O último ninja em pé veio até mim, enfiando a adaga no meu torso. A lâmina cortou o ar, quase acertando no meu pescoço. Eu virei-me com o seu movimento e, em seguida, dei um pontapé circular que acertou sob o seu braço levantado. Um segundo pontapé mais baixo partiu a sua rótula. Finalmente, um soco no queixo tirou-lhe o equilíbrio.
Peguei no punhal, prendendo os seus ombros no chão com os meus joelhos. Segurando a arma no seu coração com uma mão, desmascarei-o com a outra.
Foi um erro. Nos filmes, ninguém lamentava a horda de ninjas sem rosto que caíam como moscas nas mãos do herói. Quando as suas máscaras eram removidas, as pessoas eram lembradas da sua humanidade. Este homem parecia ter trinta e poucos anos, era asiático e tinha olhos escuros.
"Por que está aqui?" Perguntei-lhe.
Ele olhou para mim, mas não respondeu. Eles nunca respondiam. Cada um levou tudo o que sabia sobre mim e o meu passado até a morte. Estes eram os homens dos meus pesadelos. Esperei por séculos que os seus ataques fossem a origem de meus pesadelos, e não que eu tivesse gerado o pesadelo por ações das quais não me conseguia lembrar.
Respirei fundo e expressei parte do que aprendi com o osso de dragão de Loren. Era uma frase que eu não conhecia. Mas só porque eu não a conhecia, não significa que não a tivesse vivido antes.
“É o Lin Kuie?”
Os olhos do ninja brilharam com as palavras que eu traduzi do osso do dragão. A tradução em inglês era semelhante a fantasma da floresta. Algo sussurrou na minha mente, mas não consegui lembrar-me.
"Sabe o que isso significa?" Perguntei.
Ele apenas olhou. Eu preparei a lâmina, não esperando que ele falasse, e o meu aperto afrouxou quando ele o fez.
“O sangue dos meus ancestrais está nas suas mãos”, disse ele. "Não vamos parar até trocarmos os seus ossos pelo nosso sangue."
Ele tirou a lâmina da minha mão e inverteu a nossa posição, cortando a minha camisa com a lâmina. Uma ferida aberta espalhou-se pelo algodão, expondo o meu sutiã de renda.
O homem congelou enquanto olhava para minha pele, olhando para o meu peito.
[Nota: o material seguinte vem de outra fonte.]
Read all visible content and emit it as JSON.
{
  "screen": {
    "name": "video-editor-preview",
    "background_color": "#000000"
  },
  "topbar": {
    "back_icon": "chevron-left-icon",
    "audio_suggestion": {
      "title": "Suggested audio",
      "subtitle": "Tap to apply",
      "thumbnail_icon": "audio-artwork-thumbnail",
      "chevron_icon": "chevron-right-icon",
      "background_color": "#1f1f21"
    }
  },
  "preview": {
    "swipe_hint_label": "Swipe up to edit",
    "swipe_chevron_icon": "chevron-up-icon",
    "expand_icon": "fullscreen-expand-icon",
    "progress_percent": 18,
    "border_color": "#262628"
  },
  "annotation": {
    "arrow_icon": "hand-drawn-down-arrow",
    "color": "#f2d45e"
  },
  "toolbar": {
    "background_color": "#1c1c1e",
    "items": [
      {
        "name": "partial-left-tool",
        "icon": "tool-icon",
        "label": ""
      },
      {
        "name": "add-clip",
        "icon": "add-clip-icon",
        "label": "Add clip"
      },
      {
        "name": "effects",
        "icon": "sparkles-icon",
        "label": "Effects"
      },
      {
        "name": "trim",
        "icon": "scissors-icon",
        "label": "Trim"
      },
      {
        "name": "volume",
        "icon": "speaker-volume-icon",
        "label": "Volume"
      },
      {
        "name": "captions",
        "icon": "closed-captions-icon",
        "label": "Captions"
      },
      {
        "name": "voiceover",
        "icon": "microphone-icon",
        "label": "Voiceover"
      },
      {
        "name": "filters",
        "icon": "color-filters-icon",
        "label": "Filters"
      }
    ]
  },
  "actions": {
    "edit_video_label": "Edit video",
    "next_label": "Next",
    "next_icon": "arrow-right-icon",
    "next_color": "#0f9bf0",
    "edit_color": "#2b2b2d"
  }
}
Eu dei uma cotovelada no seu rosto pela destruição da minha camisa e pela espreitadela. O punhal caiu da sua mão. Quando meu punho voltou, senti a pele magoada a repuxar.
Olhei para o rasto crescente de vermelho que escorria do meu peito e percebi que era o meu sangue que o tinha paralisado. Ele estendeu a mão novamente para a arma, mas eu alcancei-a primeiro. Com um golpe, cortei-o tal como ele tinha feito com a minha camisa. Então deixei a lâmina cair das minhas mãos e rolei sobre as minhas costas.
Raios. Parecia que afinal ia mesmo viajar até à China.